A: Günter Grass Pf: 1966, Berlin Pb: 1966 Tr: 1967 G: Pol. drama in 4 acts; German prose and blank verse S: Theatre in East Germany, 17 June 1953 C: 24m, 2fThe ‘Boss’ (i.e. Bertolt Brecht) is preparing for a rehearsal of his own version of Shakespeare's Coriolanus, in which he will show the Plebeians to be ‘class-conscious enemies’ of the aristocratic hero, represented by a life-size puppet. During the rehearsal, news comes of workers' uprisings against the State's excessive demands for increased productivity. Some workers then appear in the theatre and demand that the Boss support their cause. He refuses to commit himself. Quoting Lenin, that ‘revolt, like war, is an art’, the ‘Boss’ recognizes the senselessness of the workers' uprising, which is an outburst of frustration and not a coherent political action, but he still cannot side with the rulers against them. Instead, he involves the workers in the Coriolanus rehearsals, recording on tape their comments. Half-jokingly, workers threaten to hang the Boss and his dramaturg, but these two, using Menenius' story of the body politic, manage to talk themselves free. An injured worker is brought in, and news comes that the uprising is being brutally suppressed. Finally, the Boss issues an ambiguous statement, mildly criticizing but ultimately supporting the government (‘pussyfooting’ as ‘Volumnia’ remarks). Everyone knows that only the last part of his statement will be made public, but the Boss's theatre will be safe. He withdraws into artistic isolation: ‘Guilty myself, I accuse you.’
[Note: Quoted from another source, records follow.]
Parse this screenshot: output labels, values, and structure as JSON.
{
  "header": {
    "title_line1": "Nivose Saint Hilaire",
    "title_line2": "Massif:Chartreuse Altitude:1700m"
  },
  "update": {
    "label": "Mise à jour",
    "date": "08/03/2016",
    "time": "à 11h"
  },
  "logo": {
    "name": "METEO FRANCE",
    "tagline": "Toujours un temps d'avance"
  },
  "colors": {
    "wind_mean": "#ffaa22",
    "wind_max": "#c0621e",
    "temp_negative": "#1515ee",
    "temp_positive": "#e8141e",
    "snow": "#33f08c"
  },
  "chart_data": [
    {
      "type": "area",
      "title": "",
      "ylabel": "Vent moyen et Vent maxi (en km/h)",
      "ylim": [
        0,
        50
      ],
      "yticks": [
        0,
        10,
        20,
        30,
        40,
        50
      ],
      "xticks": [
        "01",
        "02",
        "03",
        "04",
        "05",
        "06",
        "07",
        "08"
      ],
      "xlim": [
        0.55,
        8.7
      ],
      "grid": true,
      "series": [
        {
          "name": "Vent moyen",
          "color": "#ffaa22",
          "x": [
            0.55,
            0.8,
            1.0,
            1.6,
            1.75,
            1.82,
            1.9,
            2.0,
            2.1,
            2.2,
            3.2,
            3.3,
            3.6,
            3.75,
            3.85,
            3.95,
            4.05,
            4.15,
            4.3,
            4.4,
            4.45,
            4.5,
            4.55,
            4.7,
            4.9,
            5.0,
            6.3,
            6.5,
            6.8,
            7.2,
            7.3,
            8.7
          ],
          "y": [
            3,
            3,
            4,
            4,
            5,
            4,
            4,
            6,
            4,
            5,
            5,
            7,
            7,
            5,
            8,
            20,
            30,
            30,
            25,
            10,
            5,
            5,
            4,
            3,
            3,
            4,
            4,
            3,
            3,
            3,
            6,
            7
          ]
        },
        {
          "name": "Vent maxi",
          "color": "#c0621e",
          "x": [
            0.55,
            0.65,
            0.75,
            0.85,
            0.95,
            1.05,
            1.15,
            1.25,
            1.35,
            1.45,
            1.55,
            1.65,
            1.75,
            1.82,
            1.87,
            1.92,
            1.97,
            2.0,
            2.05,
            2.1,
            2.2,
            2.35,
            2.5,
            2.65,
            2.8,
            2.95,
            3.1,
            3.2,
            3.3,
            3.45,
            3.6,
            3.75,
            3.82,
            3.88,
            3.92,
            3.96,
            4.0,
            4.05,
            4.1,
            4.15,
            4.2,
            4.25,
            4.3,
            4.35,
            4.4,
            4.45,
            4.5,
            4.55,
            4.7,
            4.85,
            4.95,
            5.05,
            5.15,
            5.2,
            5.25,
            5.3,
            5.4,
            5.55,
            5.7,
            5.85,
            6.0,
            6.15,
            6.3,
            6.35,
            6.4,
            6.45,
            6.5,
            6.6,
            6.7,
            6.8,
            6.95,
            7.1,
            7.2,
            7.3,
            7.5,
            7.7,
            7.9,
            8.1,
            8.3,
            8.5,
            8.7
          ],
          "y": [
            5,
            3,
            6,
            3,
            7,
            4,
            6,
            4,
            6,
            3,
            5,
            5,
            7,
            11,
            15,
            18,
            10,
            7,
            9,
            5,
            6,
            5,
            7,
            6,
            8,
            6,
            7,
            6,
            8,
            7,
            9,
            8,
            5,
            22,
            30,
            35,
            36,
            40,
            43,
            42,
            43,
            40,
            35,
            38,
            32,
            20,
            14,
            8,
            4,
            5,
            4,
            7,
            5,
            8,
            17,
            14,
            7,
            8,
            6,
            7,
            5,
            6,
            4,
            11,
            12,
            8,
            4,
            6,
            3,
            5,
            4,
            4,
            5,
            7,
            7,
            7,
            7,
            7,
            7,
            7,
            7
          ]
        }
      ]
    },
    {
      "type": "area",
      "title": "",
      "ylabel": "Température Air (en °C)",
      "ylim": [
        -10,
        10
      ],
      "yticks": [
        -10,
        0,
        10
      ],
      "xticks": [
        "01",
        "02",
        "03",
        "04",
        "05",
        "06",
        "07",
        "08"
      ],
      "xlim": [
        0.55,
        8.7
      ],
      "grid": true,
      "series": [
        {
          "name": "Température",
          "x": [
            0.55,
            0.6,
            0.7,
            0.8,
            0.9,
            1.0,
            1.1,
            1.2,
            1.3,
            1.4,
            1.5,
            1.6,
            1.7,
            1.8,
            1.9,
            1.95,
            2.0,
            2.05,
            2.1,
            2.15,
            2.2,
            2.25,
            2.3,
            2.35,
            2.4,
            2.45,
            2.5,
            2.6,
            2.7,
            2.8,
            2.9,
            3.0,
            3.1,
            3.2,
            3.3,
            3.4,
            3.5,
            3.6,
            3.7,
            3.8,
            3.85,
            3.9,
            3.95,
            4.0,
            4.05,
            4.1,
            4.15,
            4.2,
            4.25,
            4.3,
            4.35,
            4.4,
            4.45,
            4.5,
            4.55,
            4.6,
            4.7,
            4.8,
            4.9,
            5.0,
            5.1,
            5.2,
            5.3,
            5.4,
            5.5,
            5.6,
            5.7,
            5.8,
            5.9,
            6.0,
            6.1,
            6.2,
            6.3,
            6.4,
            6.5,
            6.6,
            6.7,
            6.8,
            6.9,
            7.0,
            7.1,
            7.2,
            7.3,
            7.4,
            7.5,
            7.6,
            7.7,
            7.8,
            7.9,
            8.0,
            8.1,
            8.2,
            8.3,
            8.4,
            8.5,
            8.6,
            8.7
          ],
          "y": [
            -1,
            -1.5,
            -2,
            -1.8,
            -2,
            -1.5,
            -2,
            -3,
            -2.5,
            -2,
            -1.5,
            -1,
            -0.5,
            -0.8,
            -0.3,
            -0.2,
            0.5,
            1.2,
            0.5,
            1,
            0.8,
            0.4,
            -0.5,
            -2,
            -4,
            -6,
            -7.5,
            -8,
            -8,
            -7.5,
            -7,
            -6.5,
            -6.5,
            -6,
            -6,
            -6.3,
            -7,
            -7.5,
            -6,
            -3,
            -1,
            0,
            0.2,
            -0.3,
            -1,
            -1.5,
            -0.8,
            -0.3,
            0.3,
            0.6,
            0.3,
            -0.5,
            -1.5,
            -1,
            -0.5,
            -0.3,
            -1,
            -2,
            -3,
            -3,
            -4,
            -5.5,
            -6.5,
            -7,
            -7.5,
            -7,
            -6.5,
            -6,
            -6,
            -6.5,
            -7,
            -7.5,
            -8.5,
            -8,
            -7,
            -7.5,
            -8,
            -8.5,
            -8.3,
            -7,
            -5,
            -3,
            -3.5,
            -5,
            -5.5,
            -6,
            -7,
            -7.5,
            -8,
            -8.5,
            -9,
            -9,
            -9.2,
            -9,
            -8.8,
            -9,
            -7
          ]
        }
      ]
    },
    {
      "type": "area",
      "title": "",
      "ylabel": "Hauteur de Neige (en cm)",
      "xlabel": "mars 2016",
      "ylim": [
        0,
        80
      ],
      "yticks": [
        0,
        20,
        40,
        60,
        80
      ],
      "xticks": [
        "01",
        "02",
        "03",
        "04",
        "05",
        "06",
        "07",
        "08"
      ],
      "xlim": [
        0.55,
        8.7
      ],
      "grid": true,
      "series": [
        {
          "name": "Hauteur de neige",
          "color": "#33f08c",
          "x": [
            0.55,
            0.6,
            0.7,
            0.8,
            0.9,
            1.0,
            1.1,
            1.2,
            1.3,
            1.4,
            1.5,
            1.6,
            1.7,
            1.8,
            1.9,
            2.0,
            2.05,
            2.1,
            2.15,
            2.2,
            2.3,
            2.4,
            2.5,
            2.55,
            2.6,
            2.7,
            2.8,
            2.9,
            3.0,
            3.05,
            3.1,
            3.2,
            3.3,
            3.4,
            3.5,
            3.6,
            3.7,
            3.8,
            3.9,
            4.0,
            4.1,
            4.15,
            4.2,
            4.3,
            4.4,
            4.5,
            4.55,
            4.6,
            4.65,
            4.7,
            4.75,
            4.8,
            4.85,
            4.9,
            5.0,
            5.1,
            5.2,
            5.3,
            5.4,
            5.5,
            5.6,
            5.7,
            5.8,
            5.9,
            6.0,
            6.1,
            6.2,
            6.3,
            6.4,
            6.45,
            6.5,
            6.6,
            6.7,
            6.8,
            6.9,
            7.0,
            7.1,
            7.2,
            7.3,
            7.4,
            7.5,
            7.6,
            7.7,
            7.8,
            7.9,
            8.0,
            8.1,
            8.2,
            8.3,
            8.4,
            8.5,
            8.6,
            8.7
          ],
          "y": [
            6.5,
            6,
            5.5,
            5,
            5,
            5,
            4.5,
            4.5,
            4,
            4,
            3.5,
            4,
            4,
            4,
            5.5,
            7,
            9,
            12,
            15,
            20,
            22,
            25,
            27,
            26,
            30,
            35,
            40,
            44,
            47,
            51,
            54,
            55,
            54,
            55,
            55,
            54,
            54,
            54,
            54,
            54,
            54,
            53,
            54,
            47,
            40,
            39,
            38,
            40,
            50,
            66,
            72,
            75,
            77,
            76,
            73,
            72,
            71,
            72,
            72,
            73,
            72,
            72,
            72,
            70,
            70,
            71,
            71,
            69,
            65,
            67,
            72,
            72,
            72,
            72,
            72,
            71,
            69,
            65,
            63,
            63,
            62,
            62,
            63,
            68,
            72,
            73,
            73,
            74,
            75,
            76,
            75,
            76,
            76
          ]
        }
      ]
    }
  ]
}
A: Günter Grass Pf: 1966, Berlin Pb: 1966 Tr: 1967 G: Pol. drama in 4 acts; German prose and blank verse S: Theatre in East Germany, 17 June 1953 C: 24m, 2f
Grass, better known as a novelist, here wrote a searching examination of the role of the artist at a time of social upheaval, focusing on Brecht's ambiguous response to the 1953 uprisings in the German Democratic Republic. The play, by creating the rather improbable situation of workers getting involved in a theatre rehearsal while their fellows are marching in the streets outside, also explores the Situationists' recognition of the theatricality of political demonstrations.